“You really think me retiring is a dealbreaker?” I ask. “Is that really the reason?”
She shrugs. “Mostly. I started thinking about life without you playing.”
“Do you mean without my contract or with me being home more?”
I want her to say it. Say it’s about the money. Because somewhere over the years, my sweet wife became a person obsessed with wealth.
“Both,” she admits. “For example, what would you do? Just sit around here all day? You wouldn’t work at all?”
Well, that was saying it without saying it.
“I thought I’d take some time off, but eventually I’ll do something,” I say. “But you know I have plenty of money put away for this exact reason. Plus, now I’ll be home during the day. I won’t be gone for days at a time in the season. I’ll be able to help take the kids to school. I know you hate the carpool line. I’d be glad to do it. We’ll travel, we’ll take vacations. We can do anything.”
“Where would we live?” she asks, crossing her arms like she’s throwing a temper tantrum.
“Uh, here?” Why is she asking this? Does she think that when I become a retired player on the Nashville Fury that we have to move out of the state?
“That’s a lie,” she accuses. “You can’t wait to get back to Rolling Hills with your boys. Hell, Oliver is probably planning your welcome home party as we speak.”
I blink a few times because I’m totally confused. “When did I ever say that I wanted to move back to Rolling Hills?”
“I heard you talking to Simon last week. I know your plan. I bet you and your little troop can’t wait to be reunited. And living next door to your parents? Exactly the life I envisioned.”
I don’t even acknowledge Cara’s sarcasm. It’s not worth it right now.
Maybe years ago I would have moved back. Being in the same town with Oliver, Simon, and Shane was the dream. The four of us reunited. But I knew Cara would never go for it, so I put that thought to the side. Happy wife, happy life, right?
But why now is she thinking that this is happening? I did talk to Simon last week. Yes, he’s a real estate agent. If I did want to move back, he’s the one I’d call. But it wasn’t about...oh.
“You misunderstood,” I say. “Yes, Simon and I were talking, like we do regularly. He was asking me if my parents were interested in selling their rental because it’s currently between occupants. I made the joke that if my mom had her way, she’d have it set up for us to visit all the time. That’s it. I never even considered moving back to Rolling Hills. And do you think I’d just make that decision? That I wouldn’t talk to you about that?”
“I don’t believe you,” she says. The more and more she talks, the more and more she’s sounding like a spoiled, petulant child. “But I don’t want Rolling Hills. I don’t even want Nashville. I’ve been stuck in this city for twelve years with you. I’ve been stuck in this house. When I married you, I thought we’d travel the world, or at least the country. But no, you’ve played for the same team your entire life and vacations are to fucking Disney World.”
“I’m sorry for being good at my job and my team wanting to keep me,” I say sarcastically. “Are you really mad that we didn’t have to move every three years every time I got a new contract?”
“I’m mad that I’m now thirty-five years old and I have nothing to show for my life.”
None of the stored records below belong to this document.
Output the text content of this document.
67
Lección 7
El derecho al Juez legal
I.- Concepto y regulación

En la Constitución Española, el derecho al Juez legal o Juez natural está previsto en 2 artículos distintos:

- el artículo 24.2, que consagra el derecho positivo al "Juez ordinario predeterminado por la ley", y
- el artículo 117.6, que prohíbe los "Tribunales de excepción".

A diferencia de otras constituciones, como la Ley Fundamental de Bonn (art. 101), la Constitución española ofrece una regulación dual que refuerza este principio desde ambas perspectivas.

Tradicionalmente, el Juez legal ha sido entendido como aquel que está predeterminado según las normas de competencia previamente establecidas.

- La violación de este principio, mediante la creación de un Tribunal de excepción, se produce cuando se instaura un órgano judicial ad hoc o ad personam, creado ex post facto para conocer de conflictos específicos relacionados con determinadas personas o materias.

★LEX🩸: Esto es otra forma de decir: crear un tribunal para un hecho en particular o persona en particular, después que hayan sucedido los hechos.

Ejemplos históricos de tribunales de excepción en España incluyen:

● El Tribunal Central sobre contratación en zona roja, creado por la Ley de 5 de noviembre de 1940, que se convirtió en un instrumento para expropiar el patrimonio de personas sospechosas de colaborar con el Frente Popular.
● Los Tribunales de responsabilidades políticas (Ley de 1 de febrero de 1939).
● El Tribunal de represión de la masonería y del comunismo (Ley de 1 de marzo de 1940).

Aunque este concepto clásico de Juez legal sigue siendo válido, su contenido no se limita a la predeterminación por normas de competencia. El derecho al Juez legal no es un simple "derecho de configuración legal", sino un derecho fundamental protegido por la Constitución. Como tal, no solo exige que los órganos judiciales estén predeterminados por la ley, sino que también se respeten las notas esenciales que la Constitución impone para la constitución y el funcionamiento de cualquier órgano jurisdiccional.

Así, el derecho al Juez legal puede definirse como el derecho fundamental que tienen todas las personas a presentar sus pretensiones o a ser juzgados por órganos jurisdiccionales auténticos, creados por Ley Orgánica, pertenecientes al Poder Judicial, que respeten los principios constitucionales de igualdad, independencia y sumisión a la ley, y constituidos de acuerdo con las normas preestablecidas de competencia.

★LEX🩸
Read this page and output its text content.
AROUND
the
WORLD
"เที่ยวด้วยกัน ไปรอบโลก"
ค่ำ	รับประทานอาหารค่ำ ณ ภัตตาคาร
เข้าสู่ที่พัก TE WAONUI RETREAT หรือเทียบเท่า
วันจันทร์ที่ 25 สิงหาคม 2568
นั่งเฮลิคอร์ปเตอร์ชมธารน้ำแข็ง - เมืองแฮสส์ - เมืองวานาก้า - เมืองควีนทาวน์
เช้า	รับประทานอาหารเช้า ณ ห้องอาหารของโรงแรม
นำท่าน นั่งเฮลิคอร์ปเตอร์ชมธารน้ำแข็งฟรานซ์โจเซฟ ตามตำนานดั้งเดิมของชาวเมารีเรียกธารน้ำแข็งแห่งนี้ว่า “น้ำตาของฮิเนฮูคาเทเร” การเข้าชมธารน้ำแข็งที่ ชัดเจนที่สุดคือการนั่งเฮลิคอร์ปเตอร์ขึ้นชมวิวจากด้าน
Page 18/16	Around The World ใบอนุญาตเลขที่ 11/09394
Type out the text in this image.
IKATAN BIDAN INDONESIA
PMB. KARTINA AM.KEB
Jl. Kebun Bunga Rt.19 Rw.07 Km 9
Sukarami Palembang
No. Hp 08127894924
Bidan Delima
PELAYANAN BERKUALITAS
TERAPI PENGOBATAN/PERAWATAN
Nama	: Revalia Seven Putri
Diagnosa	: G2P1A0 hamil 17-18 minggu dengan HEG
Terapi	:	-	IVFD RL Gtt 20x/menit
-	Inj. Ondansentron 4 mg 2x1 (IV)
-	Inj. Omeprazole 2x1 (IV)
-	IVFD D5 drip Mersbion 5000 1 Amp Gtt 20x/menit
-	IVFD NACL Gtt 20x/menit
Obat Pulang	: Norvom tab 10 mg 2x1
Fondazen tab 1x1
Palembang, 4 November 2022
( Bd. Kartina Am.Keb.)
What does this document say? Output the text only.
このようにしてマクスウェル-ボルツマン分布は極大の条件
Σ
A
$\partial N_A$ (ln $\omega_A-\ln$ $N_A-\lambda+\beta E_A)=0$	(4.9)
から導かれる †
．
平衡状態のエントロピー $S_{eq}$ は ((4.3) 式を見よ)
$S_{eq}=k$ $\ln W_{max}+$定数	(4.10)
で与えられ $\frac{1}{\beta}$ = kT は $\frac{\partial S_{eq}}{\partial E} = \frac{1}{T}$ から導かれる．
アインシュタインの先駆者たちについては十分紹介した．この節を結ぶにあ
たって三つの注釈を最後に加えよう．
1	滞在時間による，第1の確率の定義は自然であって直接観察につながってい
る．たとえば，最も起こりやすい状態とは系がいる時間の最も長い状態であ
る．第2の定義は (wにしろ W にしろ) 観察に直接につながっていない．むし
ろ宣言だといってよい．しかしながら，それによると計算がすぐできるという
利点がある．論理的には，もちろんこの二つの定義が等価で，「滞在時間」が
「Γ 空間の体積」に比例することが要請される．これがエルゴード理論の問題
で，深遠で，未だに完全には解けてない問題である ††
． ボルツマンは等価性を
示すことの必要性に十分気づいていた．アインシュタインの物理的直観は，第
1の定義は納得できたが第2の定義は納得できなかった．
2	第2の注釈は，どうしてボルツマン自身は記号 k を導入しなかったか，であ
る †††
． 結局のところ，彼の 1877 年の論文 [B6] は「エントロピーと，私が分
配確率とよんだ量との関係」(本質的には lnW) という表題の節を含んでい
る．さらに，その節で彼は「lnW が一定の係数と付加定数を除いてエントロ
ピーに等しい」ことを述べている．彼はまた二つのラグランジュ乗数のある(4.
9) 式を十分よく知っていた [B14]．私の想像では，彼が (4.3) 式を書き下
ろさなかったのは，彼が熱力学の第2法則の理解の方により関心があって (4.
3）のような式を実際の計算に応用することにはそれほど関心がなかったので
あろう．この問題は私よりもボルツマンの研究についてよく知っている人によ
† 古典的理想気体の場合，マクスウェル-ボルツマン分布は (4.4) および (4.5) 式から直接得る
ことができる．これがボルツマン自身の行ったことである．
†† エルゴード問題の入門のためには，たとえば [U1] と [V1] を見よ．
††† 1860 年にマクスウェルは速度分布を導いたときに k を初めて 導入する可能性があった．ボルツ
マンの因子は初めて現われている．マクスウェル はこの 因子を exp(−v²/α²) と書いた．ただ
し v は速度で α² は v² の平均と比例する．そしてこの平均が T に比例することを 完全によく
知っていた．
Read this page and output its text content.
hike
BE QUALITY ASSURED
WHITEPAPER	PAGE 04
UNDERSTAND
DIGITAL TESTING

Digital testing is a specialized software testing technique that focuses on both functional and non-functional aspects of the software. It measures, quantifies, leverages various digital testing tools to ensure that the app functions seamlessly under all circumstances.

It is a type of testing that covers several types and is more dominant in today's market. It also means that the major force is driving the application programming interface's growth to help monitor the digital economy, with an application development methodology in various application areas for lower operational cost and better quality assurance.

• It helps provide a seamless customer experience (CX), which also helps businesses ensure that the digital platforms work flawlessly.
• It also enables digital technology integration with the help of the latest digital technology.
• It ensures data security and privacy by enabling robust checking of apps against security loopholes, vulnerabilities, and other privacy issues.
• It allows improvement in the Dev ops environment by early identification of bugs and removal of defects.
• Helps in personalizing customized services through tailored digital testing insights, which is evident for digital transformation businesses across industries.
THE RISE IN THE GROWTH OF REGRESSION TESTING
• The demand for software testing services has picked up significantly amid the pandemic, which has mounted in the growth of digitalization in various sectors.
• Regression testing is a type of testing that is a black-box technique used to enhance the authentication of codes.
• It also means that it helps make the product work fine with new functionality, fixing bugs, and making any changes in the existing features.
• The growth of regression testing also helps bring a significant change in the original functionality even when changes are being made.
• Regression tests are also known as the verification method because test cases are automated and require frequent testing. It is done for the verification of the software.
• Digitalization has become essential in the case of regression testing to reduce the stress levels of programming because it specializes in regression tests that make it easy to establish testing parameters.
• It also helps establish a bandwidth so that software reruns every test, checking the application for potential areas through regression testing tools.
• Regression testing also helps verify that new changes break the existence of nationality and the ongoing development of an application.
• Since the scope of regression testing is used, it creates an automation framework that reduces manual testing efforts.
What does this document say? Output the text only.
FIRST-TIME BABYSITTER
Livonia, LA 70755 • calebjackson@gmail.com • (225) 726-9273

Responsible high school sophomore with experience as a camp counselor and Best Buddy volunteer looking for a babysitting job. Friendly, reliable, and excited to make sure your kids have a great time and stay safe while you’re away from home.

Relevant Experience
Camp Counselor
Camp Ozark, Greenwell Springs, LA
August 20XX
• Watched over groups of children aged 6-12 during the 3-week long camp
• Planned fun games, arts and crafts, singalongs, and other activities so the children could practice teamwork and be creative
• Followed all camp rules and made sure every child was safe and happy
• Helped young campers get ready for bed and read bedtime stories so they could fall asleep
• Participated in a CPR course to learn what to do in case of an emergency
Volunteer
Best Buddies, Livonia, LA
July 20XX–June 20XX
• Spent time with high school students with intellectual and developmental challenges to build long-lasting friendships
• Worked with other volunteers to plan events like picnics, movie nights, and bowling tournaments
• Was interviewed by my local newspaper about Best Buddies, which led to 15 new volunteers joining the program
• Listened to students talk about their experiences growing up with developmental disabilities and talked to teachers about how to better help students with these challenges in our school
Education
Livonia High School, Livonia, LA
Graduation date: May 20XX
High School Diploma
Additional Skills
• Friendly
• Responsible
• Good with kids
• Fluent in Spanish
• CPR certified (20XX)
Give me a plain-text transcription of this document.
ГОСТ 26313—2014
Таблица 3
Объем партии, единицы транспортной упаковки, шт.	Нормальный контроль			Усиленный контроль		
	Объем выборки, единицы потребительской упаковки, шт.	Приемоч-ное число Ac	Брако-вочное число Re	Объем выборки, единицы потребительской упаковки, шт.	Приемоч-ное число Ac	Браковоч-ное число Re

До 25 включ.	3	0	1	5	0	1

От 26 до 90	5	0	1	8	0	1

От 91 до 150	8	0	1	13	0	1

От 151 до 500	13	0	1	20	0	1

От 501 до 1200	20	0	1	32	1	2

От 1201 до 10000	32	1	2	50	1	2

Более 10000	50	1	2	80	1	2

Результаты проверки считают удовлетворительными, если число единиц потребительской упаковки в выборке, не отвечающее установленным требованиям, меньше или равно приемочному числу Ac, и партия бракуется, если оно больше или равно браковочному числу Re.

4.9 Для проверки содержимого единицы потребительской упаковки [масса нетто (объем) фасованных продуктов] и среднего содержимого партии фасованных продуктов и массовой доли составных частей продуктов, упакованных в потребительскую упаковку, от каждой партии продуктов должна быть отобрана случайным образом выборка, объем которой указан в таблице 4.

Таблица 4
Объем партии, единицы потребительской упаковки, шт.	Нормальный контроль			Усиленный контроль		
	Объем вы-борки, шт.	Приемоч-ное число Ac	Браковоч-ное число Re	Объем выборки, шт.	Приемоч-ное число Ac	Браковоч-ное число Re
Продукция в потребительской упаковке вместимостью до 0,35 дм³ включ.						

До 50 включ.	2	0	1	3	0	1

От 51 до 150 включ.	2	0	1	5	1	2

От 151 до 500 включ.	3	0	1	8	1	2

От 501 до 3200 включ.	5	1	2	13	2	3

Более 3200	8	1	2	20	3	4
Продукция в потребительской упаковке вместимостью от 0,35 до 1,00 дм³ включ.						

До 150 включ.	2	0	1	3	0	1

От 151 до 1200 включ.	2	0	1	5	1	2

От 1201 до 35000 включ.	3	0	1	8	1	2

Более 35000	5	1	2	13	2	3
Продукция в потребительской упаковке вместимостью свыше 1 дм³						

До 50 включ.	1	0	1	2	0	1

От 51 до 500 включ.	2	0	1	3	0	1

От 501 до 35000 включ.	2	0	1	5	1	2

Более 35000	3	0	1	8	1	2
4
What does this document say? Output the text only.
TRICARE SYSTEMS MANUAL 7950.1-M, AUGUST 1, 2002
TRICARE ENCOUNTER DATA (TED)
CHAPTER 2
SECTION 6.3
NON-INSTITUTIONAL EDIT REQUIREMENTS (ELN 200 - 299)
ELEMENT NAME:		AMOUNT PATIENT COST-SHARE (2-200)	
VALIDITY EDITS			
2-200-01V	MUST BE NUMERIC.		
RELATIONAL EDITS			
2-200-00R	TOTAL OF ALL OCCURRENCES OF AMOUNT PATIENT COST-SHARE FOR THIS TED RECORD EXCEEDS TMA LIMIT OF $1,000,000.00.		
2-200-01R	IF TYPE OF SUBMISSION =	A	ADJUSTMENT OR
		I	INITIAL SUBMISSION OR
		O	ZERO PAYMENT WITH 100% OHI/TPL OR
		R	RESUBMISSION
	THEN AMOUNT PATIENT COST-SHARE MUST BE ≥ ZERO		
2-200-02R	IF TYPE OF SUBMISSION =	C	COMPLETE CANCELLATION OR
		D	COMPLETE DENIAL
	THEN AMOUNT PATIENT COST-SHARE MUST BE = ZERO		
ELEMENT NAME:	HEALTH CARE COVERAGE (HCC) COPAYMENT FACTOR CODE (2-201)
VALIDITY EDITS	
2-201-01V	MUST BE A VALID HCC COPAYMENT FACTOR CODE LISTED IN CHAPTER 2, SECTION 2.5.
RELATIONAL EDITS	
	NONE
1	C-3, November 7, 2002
Wow. That fucking stings. And is she even taking into consideration the kids, or is this all just selfishness talking. “Really? Nothing to show for your life? That’s really what you think?”
She shakes out her shoulders, trying to put up an air of confidence. “I do.”
The more this conversation drags on, the more I’m realizing how many things I had to have overlooked or ignored over the past few years. Yes, I knew retirement was a sticking point for her. But to say that her life—ourlife—was a waste? Wow. I didn’t expect that.
Maybe it’s because I still think of her as the girl I met at Kentucky our sophomore year of college. That girl who didn’t see me as a paycheck. Hell, at that point, I didn’t even know if professional football was in my future. I had to redshirt my freshman year due to injury. I wasn’t starting. I was just a guy who could say he played on the football team.
But she loved me. She was at every game, my number painted on her face and her smile waiting for me after every game. I loved her. She loved me.
Or at least I thought. Apparently at some point over the years she started loving less of me and more of my salary.
I don’t know when that started happening, or when all of a sudden she hated being a mother. We started trying for Emerson, our oldest, within months of being married. I remember her singing to her belly every night. There wasn’t even a debate on having Hank and Magnolia. It was just what we wanted.
Wasn’t it?
I feel like our entire marriage is now playing back in my head in some sort of sped up slow motion. Though I still don’t remember at what point she went from the woman I married to the woman she’s become.
I do know that our problems seriously started the first time I mentioned retirement. It was two years ago. If we’ve had a hundred fights since then, ninety-five of them were about that.
Is this why she stopped coming to games? Or family events? I’d always ask her if she was going to the wives’ luncheons, or the family days that the other wives and kids would have, and she’d always have a reason to not go. Though, she always had a reason to go on some sort of shopping splurge. And she had a detailed list of why she needed a fifteen-thousand-dollar Hermes purse.